Fermionic Born Machines: Classical training of quantum generative models based on Fermion Sampling
Bence Bakó, Zoltán Kolarovszki, Zoltán Zimborás
TL;DR
This work identifies trainability as a key bottleneck for quantum generative models and introduces Fermionic Born Machines (FBMs), a restricted quantum model using parameterized magic input states and fermionic linear-optical (FLO) transformations. FBMs can be classically trained by efficiently computing local Pauli-$Z$ expectations through a Gaussian decomposition of the magic inputs, enabling a squared maximum mean discrepancy loss $\,\mathcal{L}_{\mathrm{MMD}^2}$ without quantum gradient evaluations; sampling from the learned distribution remains classically hard under standard complexity assumptions and is delegated to quantum hardware via FLO circuits.

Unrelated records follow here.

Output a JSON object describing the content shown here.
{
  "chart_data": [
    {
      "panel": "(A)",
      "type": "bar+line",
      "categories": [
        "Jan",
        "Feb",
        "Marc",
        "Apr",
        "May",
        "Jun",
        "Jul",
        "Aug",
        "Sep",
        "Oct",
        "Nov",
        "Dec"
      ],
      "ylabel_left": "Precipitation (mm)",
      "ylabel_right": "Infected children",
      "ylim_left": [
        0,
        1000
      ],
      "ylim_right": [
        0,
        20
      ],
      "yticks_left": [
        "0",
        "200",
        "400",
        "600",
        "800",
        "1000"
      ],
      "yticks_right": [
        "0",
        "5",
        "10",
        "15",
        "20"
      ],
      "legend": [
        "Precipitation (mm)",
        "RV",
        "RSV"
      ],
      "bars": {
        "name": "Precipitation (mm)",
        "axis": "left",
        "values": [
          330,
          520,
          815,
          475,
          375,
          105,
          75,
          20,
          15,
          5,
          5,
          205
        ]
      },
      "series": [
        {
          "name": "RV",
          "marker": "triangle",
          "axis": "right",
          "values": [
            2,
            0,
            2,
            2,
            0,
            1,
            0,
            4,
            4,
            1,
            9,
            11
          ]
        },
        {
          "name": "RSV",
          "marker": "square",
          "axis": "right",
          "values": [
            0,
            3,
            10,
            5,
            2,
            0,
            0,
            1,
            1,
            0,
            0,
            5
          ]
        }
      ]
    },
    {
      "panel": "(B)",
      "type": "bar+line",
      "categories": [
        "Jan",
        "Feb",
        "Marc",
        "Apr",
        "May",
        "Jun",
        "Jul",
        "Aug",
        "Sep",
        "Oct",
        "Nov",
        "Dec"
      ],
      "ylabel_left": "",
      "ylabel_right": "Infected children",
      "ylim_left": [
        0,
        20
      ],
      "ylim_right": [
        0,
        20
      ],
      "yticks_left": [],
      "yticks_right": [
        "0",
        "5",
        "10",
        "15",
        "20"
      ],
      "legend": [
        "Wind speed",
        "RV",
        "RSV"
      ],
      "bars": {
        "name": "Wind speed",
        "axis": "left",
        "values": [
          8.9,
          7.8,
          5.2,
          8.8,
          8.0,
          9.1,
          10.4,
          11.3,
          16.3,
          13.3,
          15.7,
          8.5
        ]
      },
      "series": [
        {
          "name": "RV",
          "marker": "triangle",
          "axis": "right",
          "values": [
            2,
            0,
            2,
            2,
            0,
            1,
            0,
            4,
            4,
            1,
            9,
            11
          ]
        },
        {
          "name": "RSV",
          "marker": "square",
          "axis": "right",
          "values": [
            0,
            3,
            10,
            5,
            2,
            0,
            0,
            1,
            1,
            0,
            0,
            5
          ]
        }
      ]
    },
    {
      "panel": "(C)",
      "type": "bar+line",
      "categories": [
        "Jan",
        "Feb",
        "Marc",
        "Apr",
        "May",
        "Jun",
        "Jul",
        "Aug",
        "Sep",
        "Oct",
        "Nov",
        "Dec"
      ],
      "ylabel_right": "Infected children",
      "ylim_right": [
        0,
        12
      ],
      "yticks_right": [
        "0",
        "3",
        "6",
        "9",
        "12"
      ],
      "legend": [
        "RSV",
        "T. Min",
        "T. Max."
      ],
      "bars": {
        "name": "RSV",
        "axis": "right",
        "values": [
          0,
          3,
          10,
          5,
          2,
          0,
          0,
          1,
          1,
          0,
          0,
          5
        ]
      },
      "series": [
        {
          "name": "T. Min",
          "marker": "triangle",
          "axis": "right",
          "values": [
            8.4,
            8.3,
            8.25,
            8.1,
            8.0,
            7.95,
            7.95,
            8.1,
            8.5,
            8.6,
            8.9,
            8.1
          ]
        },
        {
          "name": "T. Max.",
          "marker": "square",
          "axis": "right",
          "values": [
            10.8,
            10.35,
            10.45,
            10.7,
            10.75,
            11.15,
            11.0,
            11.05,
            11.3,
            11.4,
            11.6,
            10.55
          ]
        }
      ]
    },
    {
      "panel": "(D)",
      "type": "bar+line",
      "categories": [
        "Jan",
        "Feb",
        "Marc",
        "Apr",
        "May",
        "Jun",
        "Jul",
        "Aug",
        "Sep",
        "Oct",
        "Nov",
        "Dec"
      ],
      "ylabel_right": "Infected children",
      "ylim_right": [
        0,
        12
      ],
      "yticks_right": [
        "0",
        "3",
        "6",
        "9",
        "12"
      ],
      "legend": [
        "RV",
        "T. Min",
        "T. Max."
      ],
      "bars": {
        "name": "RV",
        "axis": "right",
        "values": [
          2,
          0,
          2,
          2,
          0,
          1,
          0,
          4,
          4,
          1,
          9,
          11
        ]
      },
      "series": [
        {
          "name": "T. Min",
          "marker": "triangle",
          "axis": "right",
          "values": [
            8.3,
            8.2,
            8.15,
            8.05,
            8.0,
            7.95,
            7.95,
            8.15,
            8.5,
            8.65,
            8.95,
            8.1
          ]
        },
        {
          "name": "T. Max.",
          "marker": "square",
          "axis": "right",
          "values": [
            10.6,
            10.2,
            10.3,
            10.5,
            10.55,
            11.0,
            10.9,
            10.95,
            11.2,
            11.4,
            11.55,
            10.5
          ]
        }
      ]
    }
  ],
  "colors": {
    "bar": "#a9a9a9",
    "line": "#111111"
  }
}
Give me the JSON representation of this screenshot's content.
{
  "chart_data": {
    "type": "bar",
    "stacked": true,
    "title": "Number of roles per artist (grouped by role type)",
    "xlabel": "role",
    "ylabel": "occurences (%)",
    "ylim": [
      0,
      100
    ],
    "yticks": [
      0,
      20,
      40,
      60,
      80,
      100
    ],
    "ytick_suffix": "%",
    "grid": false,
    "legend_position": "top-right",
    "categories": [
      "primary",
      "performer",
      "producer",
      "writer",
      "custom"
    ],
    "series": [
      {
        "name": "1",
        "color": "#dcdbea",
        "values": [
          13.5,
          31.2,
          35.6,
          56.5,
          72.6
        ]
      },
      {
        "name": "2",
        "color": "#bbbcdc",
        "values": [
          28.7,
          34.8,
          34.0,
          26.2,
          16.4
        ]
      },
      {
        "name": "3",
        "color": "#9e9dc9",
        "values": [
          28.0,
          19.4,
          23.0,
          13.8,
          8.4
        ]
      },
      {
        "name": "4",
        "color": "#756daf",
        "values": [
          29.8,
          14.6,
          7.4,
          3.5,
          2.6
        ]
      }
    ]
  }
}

The authors prove and demonstrate that the expectation values of fixed-length observables can be computed in time $\mathcal{O}(\ell^3 4^{\ell} N^{\lfloor \ell/2 \rfloor})$, and show favorable loss landscapes with overparametrization; numerical experiments on datasets up to 160 qubits—including molecular fingerprints and gene sequences—illustrate FBMs' capacity to capture structured correlations where classical models (e.g., Chow-Liu trees, RBMs) struggle. Overall, FBMs offer a scalable, trainable, and practically relevant avenue toward quantum-assisted generative modeling for data with local structure, while delineating a clear separation between classical trainability and quantum-sampling hardness.
Abstract
Quantum generative learning is a promising application of quantum computers, but faces several trainability challenges, including the difficulty in experimental gradient estimations. For certain structured quantum generative models, however, expectation values of local observables can be efficiently computed on a classical computer, enabling fully classical training without quantum gradient evaluations. Although training is classically efficient, sampling from these circuits is still believed to be classically hard, so inference must be carried out on a quantum device, potentially yielding a computational advantage. In this work, we introduce Fermionic Born Machines as an example of such classically trainable quantum generative models. The model employs parameterized magic states and fermionic linear optical (FLO) transformations with learnable parameters. The training exploits a decomposition of the magic states into Gaussian operators, which permits efficient estimation of expectation values. Furthermore, the specific structure of the ansatz induces a loss landscape that exhibits favorable characteristics for optimization. The FLO circuits can be implemented, via fermion-to-qubit mappings, on qubit architectures to sample from the learned distribution during inference. Numerical experiments on systems up to 160 qubits demonstrate the effectiveness of our model and training framework.